Corriere della Sera (A.Bocci) – Il dialogo è aperto e l’intesa politica molto vicina. È il giorno della prima svolta nella lunga corsa alla poltrona di Tavecchio. A Roma, nella sede dell’Assocalciatori, in via Spontini, si sono incontrati Gabriele Gravina e Damiano Tommasi. «I due candidati si sono confrontati sulle rispettive piattaforme, sapendo che molti punti sono in comune e consapevoli che la strada è quella del dialogo». Il patto, sia chiaro, non è ancora scritto con il sangue. Ma un passo significativo è stato fatto. Il presidente dell’Aic ha scelto come interlocutore privilegiato Gravina nonostante sia stato Sibilia il primo ad averlo avvicinato, promettendogli la gestione del club Italia.
La partita però non è chiusa.

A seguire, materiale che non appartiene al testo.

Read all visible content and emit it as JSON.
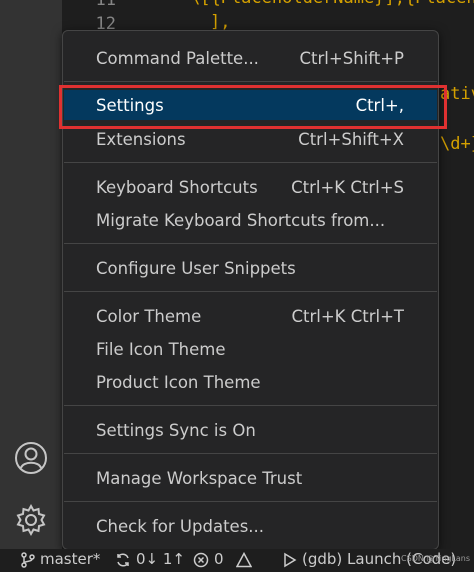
{
  "editor": {
    "line_numbers": [
      "11",
      "12"
    ],
    "code_fragments": {
      "line11": "\\[{PlaceholderName}],{Placeho",
      "line12": "],",
      "right1": "ativ",
      "right2": "\\d+}"
    }
  },
  "menu": {
    "items": [
      {
        "label": "Command Palette...",
        "shortcut": "Ctrl+Shift+P"
      },
      {
        "label": "Settings",
        "shortcut": "Ctrl+,"
      },
      {
        "label": "Extensions",
        "shortcut": "Ctrl+Shift+X"
      },
      {
        "label": "Keyboard Shortcuts",
        "shortcut": "Ctrl+K Ctrl+S"
      },
      {
        "label": "Migrate Keyboard Shortcuts from...",
        "shortcut": ""
      },
      {
        "label": "Configure User Snippets",
        "shortcut": ""
      },
      {
        "label": "Color Theme",
        "shortcut": "Ctrl+K Ctrl+T"
      },
      {
        "label": "File Icon Theme",
        "shortcut": ""
      },
      {
        "label": "Product Icon Theme",
        "shortcut": ""
      },
      {
        "label": "Settings Sync is On",
        "shortcut": ""
      },
      {
        "label": "Manage Workspace Trust",
        "shortcut": ""
      },
      {
        "label": "Check for Updates...",
        "shortcut": ""
      }
    ]
  },
  "status_bar": {
    "branch": "master*",
    "sync": "0↓ 1↑",
    "problems": "0",
    "launch": "(gdb) Launch (Code)"
  },
  "watermark": "CSDN @TingLans",
  "colors": {
    "menu_bg": "#252526",
    "selected_bg": "#04395e",
    "highlight_border": "#e03131",
    "activity_bar": "#333333"
  },
  "icons": [
    "account-icon",
    "gear-icon",
    "source-control-icon",
    "sync-icon",
    "error-icon",
    "debug-run-icon"
  ]
}
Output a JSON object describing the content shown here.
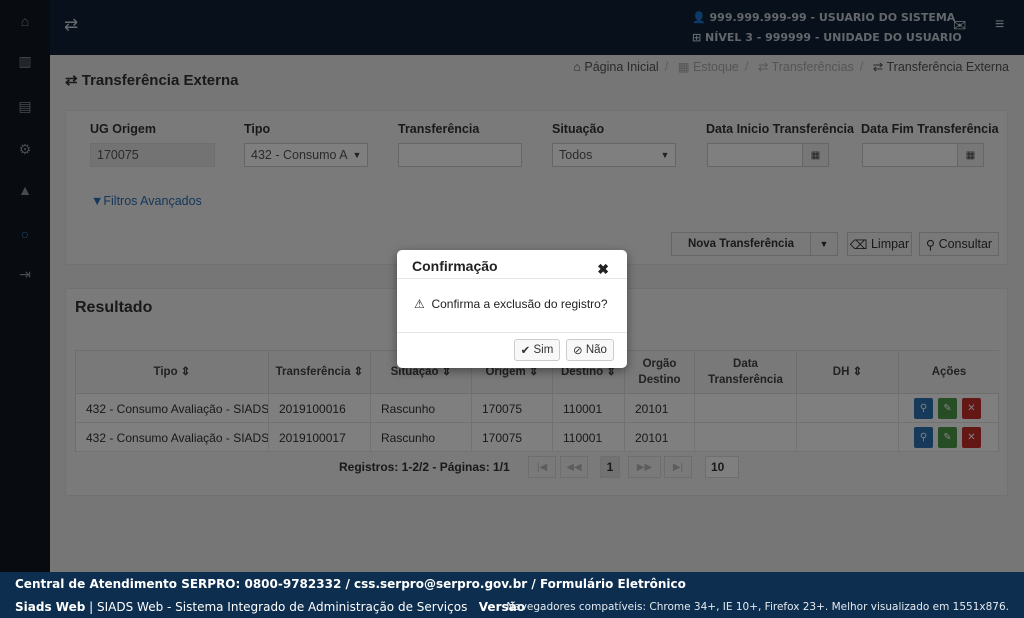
{
  "topbar": {
    "user": "999.999.999-99 - USUARIO DO SISTEMA",
    "unit": "NÍVEL 3 - 999999 - UNIDADE DO USUARIO"
  },
  "page": {
    "title": "Transferência Externa"
  },
  "breadcrumb": [
    "Página Inicial",
    "Estoque",
    "Transferências",
    "Transferência Externa"
  ],
  "filters": {
    "ug_label": "UG Origem",
    "ug_value": "170075",
    "tipo_label": "Tipo",
    "tipo_value": "432 - Consumo A",
    "transf_label": "Transferência",
    "transf_value": "",
    "situacao_label": "Situação",
    "situacao_value": "Todos",
    "data_ini_label": "Data Inicio Transferência",
    "data_fim_label": "Data Fim Transferência",
    "advanced": "Filtros Avançados"
  },
  "actions": {
    "nova": "Nova Transferência",
    "limpar": "Limpar",
    "consultar": "Consultar"
  },
  "result": {
    "title": "Resultado",
    "columns": [
      "Tipo",
      "Transferência",
      "Situação",
      "Origem",
      "Destino",
      "Orgão Destino",
      "Data Transferência",
      "DH",
      "Ações"
    ],
    "rows": [
      [
        "432 - Consumo Avaliação - SIADS",
        "2019100016",
        "Rascunho",
        "170075",
        "110001",
        "20101",
        "",
        ""
      ],
      [
        "432 - Consumo Avaliação - SIADS",
        "2019100017",
        "Rascunho",
        "170075",
        "110001",
        "20101",
        "",
        ""
      ]
    ],
    "pager_text": "Registros: 1-2/2 - Páginas: 1/1",
    "current_page": "1",
    "page_size": "10"
  },
  "modal": {
    "title": "Confirmação",
    "message": "Confirma a exclusão do registro?",
    "yes": "Sim",
    "no": "Não"
  },
  "footer": {
    "contact": "Central de Atendimento SERPRO: 0800-9782332 / css.serpro@serpro.gov.br / Formulário Eletrônico",
    "app_name": "Siads Web",
    "app_desc": "| SIADS Web - Sistema Integrado de Administração de Serviços",
    "version_label": "Versão",
    "browsers": "Navegadores compatíveis: Chrome 34+, IE 10+, Firefox 23+. Melhor visualizado em 1551x876."
  },
  "colors": {
    "topbar": "#0e2136",
    "footer": "#0d2e4e",
    "sidebar": "#111820",
    "link": "#2a6fb5"
  }
}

Perché Sibilia, oltre alla sua Lega Dilettanti che pesa per il 34 per cento, conta sull’appoggio di diversi presidenti di A e B che volevano Lotito in campo. E soprattutto perché Tommasi ancora non ha preso nessun tipo di impegno ufficiale. Anzi, in una sorta di par condicio, il leader dell’Aic domani a Roma vedrà Sibilia, che così avrà l’occasione per provare a ribaltare la situazione: non è né facile, né probabile.
Il giorno cruciale sarà però lunedì prossimo, a 7 giorni dal voto. Tommasi radunerà a Milano, in un albergo vicino alla stazione Centrale, il Consiglio direttivo della sua associazione per prendere una decisione definitiva. Saranno i calciatori a indicare la strada da percorrere. Tommasi può andare con Gravina, cercando poi di risolvere la diatriba sul ruolo di presidente e cercando di catturare voti in A e B, oppure correre da solo, come aveva pensato al momento di scendere in campo. In quel caso Ulivieri si apparenterà con la Lega Pro. E Sibilia avrà di nuovo la maggioranza.